European Kurdish female warrior says ISIS militants 'are very good at sacrificing their own lives,' hence 'very easy to kill'

Danish Kurdish warrior Joanna Palani poses with her comrades in arms in the battlefield during a lull in the fighting against Islamic State militants. (Facebook/Joanna Palani)

A 23-year-old European Kurdish woman who dropped out of college in Copenhagen, Denmark to fight against the Islamic State (ISIS) says the jihadist militants are "very good at sacrificing their own lives," hence are "very easy to kill."

Interviewed in the website Broadly, Joanna Palani says she left college in November 2014 to fight, first for the People's Protection Unit in Syria, known as the YPG, and then for the Peshmerga, the Western-trained and backed army of the Kurdish Regional Government.
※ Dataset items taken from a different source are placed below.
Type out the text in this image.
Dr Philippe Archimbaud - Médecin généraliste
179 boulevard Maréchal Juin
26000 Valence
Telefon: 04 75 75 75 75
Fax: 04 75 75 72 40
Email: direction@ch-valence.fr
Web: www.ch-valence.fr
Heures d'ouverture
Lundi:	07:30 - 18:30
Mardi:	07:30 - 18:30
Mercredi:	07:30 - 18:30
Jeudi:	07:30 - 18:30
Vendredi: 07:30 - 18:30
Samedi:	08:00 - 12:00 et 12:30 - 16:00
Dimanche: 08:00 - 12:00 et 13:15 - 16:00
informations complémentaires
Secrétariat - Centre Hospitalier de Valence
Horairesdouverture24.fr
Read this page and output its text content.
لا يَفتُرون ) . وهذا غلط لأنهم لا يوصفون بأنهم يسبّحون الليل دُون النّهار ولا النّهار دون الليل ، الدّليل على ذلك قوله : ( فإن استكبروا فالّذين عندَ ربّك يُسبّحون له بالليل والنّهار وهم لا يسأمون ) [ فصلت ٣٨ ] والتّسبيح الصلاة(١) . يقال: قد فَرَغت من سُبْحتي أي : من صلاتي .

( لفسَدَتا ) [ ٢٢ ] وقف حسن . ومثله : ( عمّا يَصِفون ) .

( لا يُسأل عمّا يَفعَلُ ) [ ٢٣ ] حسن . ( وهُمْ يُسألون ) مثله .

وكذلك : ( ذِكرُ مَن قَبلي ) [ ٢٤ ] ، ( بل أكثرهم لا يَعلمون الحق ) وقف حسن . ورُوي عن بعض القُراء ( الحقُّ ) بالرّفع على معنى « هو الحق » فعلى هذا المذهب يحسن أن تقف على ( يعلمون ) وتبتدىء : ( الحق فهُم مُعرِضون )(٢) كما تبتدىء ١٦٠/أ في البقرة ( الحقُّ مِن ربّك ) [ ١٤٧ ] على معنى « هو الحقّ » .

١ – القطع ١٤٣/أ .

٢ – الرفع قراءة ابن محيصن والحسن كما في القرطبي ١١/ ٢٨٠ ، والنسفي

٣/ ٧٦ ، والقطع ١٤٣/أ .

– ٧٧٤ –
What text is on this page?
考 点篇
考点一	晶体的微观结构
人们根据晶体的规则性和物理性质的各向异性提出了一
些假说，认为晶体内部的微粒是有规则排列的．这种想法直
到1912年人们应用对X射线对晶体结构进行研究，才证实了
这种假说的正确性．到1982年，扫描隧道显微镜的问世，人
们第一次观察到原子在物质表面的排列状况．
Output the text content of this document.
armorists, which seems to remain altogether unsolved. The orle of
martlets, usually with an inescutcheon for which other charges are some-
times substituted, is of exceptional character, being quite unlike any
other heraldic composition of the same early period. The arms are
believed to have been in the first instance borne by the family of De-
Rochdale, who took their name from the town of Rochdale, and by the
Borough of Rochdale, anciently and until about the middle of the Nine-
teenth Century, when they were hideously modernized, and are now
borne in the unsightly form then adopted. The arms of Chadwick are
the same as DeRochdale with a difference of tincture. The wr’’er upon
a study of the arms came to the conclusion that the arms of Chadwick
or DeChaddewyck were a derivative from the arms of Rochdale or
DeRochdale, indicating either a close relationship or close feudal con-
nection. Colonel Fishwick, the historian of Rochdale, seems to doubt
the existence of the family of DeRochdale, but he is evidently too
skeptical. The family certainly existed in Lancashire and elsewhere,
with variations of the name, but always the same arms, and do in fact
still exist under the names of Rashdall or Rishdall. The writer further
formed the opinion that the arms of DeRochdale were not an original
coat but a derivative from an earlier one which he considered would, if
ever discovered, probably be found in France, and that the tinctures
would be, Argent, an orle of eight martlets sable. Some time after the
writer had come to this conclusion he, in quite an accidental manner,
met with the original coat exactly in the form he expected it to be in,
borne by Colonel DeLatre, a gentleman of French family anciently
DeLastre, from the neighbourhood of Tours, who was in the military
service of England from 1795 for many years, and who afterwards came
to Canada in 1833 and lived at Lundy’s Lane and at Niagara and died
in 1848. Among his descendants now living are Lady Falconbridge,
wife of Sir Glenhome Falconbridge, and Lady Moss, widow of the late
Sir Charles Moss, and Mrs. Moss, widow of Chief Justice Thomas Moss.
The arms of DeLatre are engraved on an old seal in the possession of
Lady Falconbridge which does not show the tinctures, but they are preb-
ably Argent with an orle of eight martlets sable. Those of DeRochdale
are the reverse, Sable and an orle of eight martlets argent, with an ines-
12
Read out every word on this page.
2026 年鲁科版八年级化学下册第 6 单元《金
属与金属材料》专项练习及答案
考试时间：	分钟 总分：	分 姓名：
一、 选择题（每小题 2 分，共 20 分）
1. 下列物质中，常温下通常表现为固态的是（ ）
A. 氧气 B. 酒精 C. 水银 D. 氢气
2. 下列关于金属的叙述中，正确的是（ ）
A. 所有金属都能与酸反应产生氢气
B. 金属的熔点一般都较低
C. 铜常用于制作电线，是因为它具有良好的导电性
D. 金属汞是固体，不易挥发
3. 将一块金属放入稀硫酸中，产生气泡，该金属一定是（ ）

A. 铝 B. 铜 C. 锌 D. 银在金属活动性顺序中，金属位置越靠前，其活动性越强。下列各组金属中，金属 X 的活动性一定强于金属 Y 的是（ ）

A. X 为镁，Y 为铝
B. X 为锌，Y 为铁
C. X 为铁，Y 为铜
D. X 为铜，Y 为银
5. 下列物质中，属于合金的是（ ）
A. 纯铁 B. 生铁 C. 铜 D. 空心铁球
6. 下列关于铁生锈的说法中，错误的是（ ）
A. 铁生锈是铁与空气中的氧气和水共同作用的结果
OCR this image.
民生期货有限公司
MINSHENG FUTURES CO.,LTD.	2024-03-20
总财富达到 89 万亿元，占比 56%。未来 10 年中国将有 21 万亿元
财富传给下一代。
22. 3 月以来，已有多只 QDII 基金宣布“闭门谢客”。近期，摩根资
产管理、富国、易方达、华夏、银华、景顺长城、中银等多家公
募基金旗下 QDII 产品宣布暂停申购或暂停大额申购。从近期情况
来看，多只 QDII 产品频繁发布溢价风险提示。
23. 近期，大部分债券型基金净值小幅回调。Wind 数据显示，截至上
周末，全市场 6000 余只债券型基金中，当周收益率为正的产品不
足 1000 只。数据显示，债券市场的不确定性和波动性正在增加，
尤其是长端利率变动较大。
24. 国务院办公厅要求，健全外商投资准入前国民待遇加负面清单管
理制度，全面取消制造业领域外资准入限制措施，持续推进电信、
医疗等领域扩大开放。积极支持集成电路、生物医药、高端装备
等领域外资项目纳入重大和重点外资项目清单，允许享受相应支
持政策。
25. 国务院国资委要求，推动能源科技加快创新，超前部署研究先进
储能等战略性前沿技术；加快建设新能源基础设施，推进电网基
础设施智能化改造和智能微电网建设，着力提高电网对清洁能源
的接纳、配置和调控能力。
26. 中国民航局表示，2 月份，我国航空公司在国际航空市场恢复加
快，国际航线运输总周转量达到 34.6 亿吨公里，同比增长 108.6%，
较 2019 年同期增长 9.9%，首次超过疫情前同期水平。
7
"ISIS fighters are very easy to kill," Palani says. However, fighters loyal to Syrian President Bashar al-Assad are much tougher. "ISIS fighters are very good at sacrificing their own lives, but Assad's soldiers are very well trained and they are specialist killing machines," she says.

She says her most recent role in the war against ISIS was to train young Kurdish fighters.

"The young girls are amazing — they are exhilarated after coming back from the front lines," she tells Broadly. "They are very brave, more brave than I could ever have been at their age."

Born in a U.N. refugee camp in Ramadi, Iraq, in 1993 during the Gulf War, Palani, together with her family, fled and settled in Copenhagen when she was a toddler.

The daughter and grand-daughter of Peshmerga fighters, the Iranian Kurdish girl says she lived a "normal, comfortable life" with her family in Copenhagen.

However in the fall of 2014, she left college and her comfortable life and headed to fight in Syria for the Kurds. Palani says she wanted to help defeat ISIS and Assad and "fight for human rights for all people."

She recalls her first night on the front line. While on night patrol with a foreign fighter from Sweden, they were attacked by a sniper who had seen the smoke from a cigarette and shot her comrade between the eyes.

In Syria she gained a reputation for firing at the right time and keeping quiet at the right time—two skills essential to being a good soldier, she says.

Her military career in the Kurdish army appeared to be on the rise when she decided to take a 15-day leave to see her family in Copenhagen last year.

However, the Danish government confiscated her passport under laws intended to stop the movement of Danish people to war-torn areas in the Middle East either to support or fight the ISIS.

Palani subsequently returned to her studies in Denmark.

She says she's disappointed she can't go back to the front line to join her Kurdish comrades in the fight against ISIS.

"I am a European Kurdish girl," she tells the website. "Most of my beliefs and morals are European. I couldn't live in Kurdistan for more than one or two years—it is not very comfortable there as a woman for me. I would rather choose public justice than personal happiness. I would give my life for Europe, for democracy, for freedom and for women's rights. I feel like I have been betrayed by those who I was ready to sacrifice my life for."